Hepimiz, bedensel sağlığımızı tehdit eden virüsleri aşağı yukarı tanırız, önlem almaya çalışır ve bu konuda ülkemizde yeteri derecede olmasa da yine de dikkat etmeye çalışırız.
Düşünce virüsleri olarak kabul edilen, dil ve davranışa yansıyan, kişiye zarar veren inanç, davranış virüslerinden bahsediyoruz ki hemen hemen kimse bunların da virüs olduğunu bilmez. Örneğin, “Bizden adama olmaz, çok yaşlı veya gencim, kadınlar şöyledir, erkekler böyledir, burası Türkiye abicim, Almanlar disiplinli kardeşim, Japonlar çok çalışkan, babana bile güvenmeyeceksin, yaşam böyle, Ahmet/ Zeynep şöyle” vs gibi söylemler gramer olarak doğru olsa bile gerçeklikten yoksun, o kadar da yanlış ve kişileri tembelliğe, mutsuzluğa, atalete iten, hayatlarının sınırlı ve acılar içinde geçmesine neden olan inançlardır.

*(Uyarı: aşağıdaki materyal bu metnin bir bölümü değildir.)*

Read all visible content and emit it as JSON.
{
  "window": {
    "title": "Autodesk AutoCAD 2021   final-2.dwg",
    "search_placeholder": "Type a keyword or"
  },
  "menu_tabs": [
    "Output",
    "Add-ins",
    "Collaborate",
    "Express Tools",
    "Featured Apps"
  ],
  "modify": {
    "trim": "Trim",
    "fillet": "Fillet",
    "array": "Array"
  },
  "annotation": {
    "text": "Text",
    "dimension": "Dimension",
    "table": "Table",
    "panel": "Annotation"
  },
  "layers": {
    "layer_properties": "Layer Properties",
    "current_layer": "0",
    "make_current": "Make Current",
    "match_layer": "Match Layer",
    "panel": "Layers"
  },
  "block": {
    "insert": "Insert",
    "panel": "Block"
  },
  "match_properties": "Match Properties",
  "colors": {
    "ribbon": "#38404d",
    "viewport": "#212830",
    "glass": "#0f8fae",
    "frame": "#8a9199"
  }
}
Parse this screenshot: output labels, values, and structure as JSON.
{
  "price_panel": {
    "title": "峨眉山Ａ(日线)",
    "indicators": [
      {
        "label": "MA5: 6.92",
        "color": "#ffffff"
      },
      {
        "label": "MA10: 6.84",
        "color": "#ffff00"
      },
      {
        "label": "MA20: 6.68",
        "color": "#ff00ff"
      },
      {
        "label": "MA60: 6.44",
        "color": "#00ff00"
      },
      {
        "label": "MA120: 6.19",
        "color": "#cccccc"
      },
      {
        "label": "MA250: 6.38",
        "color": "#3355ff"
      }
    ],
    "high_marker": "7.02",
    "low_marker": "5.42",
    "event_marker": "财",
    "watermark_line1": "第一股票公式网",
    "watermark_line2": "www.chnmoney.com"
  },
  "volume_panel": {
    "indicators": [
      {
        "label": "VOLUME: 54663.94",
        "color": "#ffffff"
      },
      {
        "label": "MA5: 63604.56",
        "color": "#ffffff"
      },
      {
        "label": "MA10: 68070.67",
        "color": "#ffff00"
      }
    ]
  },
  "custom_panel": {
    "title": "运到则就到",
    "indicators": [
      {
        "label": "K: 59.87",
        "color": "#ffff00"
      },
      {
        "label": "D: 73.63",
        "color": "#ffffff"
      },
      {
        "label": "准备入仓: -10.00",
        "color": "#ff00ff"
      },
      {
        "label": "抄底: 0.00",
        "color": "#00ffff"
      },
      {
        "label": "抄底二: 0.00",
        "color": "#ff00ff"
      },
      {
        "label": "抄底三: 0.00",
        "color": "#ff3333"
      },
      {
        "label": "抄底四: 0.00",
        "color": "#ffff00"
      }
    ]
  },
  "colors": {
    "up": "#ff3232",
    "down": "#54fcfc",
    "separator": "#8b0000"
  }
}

Bu olumsuz düşünce virüsleri genellemeler, çarpıtmalar ve silmeler olarak adlandırılan dilbilgisi yapıları ile gerçekleşir. Aslında genellemesiz, çarpıtmasız ve silmesiz bir ifade yoktur ama önemli olan dil ve düşünce yapısının üretken, doğru ve gerçekçi kurgulanmış olması gerekir. Örneğin; aşık olan kişi sevgilisini kendi zihninde farklı bir yere koyar, ona toz bile konduramaz ve onun yaptığı bir hareketle ya sevinir ya da yıkılabilir ama başka insanların aynı davranışlarına tepki bile vermemesi düşünce virüslerine örnektir.
Nasıl bazı bakteriler insan sağlığı için önemli ise bazı düşünce virüsleri de sağlıklı ve bir o kadar önemlidir. Aşk bunlardan birisidir; aşk olmasaydı ve insanlar sevgililerine diğer insanlardan farklı davranmasaydı edebiyat, sanat, müzik endüstrisi olamazdı. Romantik bir yemek için ay ışığı ve mumlarla kaplı bir mekana gidilmez, hediyeler alınmaz, güzel elbiseler, kokular sürülmez, olabildiğinden daha nazik ve kibar davranmazlardı…
Aşkın büyüsü yitirildiğinde insanların birbirlerine “Sevdiğim insan bu olamaz” yakarışlarını hepimiz biliriz.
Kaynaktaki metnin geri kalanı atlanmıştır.